Anesthesiology Research and Practice (Jan 2020)

Effect of Laryngeal Mask Airway Insertion on Intraocular Pressure Response: Systematic Review and Meta-Analysis

  • Mohammed Suleiman Obsa,
  • Zewde Zema kanche,
  • Robera Olana Fite,
  • Tilahun Saol Tura,
  • Bulcha Guye Adema,
  • Aseb Arba Kinfe,
  • Melkamu Worku kercho,
  • Kebreab Paulos chanko,
  • Getahun Molla Shanka,
  • Atkuregn Alemayehu Lencha,
  • Gedion Asnake Azeze,
  • Lolemo Kelbiso Hanfore,
  • Nefsu Awoke Adulo,
  • Blen Kassahun Dessu,
  • Getahun Dendir Wolde,
  • Shimelash Bitew Workie

DOI
https://doi.org/10.1155/2020/7858434
Journal volume & issue
Vol. 2020

Abstract

Read online

Background.

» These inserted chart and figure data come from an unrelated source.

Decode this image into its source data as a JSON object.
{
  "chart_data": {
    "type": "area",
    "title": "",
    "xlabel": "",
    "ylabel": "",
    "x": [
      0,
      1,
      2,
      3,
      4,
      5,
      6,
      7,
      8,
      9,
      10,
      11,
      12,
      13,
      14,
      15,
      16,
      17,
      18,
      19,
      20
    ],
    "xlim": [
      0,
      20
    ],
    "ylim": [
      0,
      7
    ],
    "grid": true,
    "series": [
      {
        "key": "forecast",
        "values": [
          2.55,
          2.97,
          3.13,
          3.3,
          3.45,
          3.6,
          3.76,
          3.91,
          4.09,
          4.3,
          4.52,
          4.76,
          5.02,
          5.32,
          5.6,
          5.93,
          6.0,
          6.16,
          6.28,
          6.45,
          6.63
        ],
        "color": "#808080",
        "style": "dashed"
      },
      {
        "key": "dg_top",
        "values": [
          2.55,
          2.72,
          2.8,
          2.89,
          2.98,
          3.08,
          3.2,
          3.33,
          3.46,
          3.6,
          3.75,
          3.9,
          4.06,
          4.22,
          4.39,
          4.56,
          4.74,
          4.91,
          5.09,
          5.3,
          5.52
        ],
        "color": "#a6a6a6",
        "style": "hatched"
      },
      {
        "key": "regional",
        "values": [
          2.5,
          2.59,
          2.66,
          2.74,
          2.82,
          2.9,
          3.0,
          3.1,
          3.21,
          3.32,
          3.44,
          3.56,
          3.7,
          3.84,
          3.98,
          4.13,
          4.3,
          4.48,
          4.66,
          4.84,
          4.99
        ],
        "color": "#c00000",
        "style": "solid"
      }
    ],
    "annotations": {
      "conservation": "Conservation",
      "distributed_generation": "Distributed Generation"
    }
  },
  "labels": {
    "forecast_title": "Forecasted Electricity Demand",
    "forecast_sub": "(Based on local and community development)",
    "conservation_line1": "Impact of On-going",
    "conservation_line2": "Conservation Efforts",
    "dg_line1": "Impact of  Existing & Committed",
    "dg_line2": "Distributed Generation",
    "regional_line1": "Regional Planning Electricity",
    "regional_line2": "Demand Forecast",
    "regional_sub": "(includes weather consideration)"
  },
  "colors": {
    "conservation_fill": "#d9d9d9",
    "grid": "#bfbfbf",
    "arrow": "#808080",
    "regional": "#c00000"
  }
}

Use of laryngeal mask airway as an alternative to the endotracheal tube has attracted the attention of several workers with regard to intraocular pressure changes. However, the previous studies have reported different results while comparing intraocular pressure, following insertion of laryngeal mask airway or the endotracheal tube. Therefore, this systematic review and meta-analysis was aimed to generate the best possible evidence on the intraocular pressure response to endotracheal tube intubation and laryngeal mask airway insertion. Methods. Electronic databases like PubMed, CINAHL, EMBASE, Google Scholar, Cochrane library databases, and Mednar were used. All original peer-reviewed papers which reported the mean and standard deviation of IOP before and after airway instrumentation in both groups were included. Two reviewers independently extracted the data using a standardized data extraction format for eligibility and appraised their quality. Data were analyzed using the STATA version 14 software. The pooled standard mean difference was estimated with the random-effect model. Heterogeneity between studies was assessed by the I2 statistics test. A subgroup analysis was done to assess the source of variation between the studies. Result. A total of 47 research papers were reviewed, of which, six studies were finally included in this systematic review and meta-analysis. The overall pooled standard mean difference of intraocular pressure was 1.30 (95% CI, 0.70, 1.90), showing that LMA insertion is better than ETT intubation to maintain stable intraocular pressure. A random-effect model was employed to estimate the pooled standard mean differences due to severe heterogeneity (I2 79.45, p ≤ 0.001). Conclusion. The available information suggests that the LMA provides lesser intraocular pressure response in comparison with the conventional tracheal tube.